Highlights of the exhibition include costumes from the following productions:
Giorgio Armani: Soul
Roberto Capucci: Tribute to Maria Callas, Capriccio
Enrico Coveri: The Great Gatsby
Fendi: La Traviata, Carmen
Alberta Ferretti: Carmen
Romeo Gigli: The Magic Flute
Antonio Marras: Midsummer Night’s Dream
Missoni: Lucia di Lammermoor
Ungaro: The Clemency of Titus
Valentino: The Dream of Valentino
Gianni Versace: Salome, Capriccio, Dionysos, Doktor Faustus
The pieces in this exhibition are on loan from:
•Enrico Coveri Maison, Milan
•Missoni S.p.A., Milan
•Teatro alla Scala, Milan
•Versace S.p.A., Milan
•The Kabaivanska Collection, Modena
•Teatro San Carlo, Naples
•The Antonacci Collection, Paris
•Teatro Regio, Parma
•The Bonfadelli Collection, Rome
•Renato Balestra Haute Couture, Rome
•Sartoria Farani, Rome
•Sartoria Russo, Rome
•Teatro dell’Opera, Rome
•The Ricciarelli Collection, Verona
•Washington National Opera, Washington, D.C.

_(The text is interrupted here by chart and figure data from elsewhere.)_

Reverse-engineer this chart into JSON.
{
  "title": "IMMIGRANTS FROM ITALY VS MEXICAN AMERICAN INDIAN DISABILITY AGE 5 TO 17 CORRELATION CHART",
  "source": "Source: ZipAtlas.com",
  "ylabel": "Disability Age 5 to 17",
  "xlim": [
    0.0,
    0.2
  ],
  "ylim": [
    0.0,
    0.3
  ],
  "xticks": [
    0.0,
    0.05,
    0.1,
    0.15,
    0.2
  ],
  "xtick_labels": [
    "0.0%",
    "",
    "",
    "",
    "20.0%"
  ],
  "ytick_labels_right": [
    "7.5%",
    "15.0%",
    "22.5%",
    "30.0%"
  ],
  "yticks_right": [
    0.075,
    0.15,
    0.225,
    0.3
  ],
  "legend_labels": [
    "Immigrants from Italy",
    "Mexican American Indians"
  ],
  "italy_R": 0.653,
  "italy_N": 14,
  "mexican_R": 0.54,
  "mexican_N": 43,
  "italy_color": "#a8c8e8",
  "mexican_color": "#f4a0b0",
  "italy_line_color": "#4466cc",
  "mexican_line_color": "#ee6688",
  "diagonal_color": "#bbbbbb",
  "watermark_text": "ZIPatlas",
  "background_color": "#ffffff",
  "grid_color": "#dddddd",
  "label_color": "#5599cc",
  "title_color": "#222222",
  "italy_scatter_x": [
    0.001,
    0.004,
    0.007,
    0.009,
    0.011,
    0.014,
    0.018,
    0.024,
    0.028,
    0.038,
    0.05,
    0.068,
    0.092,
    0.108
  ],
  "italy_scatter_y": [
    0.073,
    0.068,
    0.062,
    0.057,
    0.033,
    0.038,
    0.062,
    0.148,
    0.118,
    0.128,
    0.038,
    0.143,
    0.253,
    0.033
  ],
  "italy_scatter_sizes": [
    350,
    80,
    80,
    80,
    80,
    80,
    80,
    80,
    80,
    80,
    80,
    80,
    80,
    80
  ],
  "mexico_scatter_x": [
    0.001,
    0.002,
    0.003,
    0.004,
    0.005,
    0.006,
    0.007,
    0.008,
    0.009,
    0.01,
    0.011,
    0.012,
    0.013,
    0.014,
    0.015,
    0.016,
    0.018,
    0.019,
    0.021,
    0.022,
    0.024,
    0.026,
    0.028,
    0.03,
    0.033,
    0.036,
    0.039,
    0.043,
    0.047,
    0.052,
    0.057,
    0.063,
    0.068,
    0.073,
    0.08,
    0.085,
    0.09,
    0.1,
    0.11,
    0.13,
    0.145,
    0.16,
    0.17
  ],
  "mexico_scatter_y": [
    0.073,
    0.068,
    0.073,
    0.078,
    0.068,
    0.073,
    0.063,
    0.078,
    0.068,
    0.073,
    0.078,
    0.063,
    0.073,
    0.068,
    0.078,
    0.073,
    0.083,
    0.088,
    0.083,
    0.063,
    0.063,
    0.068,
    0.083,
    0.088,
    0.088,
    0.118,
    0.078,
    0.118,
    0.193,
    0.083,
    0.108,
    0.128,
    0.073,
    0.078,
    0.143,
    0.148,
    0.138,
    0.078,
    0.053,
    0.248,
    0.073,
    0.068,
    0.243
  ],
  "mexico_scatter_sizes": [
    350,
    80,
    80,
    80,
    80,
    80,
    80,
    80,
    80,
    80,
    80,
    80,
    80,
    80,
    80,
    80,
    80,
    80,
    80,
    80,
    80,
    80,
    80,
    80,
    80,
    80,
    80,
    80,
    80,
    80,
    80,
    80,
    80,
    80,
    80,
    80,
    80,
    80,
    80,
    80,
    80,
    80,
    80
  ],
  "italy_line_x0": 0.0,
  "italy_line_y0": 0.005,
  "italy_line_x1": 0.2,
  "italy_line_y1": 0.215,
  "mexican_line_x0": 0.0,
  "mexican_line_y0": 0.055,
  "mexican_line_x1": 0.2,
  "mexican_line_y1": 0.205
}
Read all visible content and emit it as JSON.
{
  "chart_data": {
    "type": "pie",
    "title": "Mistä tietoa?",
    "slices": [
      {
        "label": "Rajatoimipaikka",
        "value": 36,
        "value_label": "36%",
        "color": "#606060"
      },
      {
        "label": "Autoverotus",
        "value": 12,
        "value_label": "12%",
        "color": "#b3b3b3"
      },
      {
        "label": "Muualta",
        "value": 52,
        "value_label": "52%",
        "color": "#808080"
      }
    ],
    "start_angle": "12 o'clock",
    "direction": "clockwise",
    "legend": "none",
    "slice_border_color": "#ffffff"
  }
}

The collaboration between haute couture and theater has its roots in the late 19th century. The great fashion designer, Charles Frederick Worth worked closely with preeminent artists such as Sarah Bernhardt, Lillie Langtry and Jenny Lind to design their costumes. In 1924 Sergei Pavlovich Diaghiev invited Coco Chanel to design the costumes for Le Train Bleu, a new ballet for the legendary Les Ballet Russes, based on a story by Jean Cocteau. The curtain was painted by Pablo Picasso and the set was an avant-garde Cubist beach designed by Henry Laurens. Chanel created bathing suits of jersey, until then, considered a working class fabric. The ballet was an immediate sensation, setting the stage for transformative collaborations between the great European designers Elsa Schiaparelli, Jeanne Lavin, Pierre Balmain, Christian Dior, Yves Saint Laurent, Karl Lagerfeld, John Galliano, Jean-Paul Gaultier, Thiery Mugler, Vivienne Westwood and Christian LaCroix and the arts. Beginning in the 1980’s, Italian designers began to dominate costume design.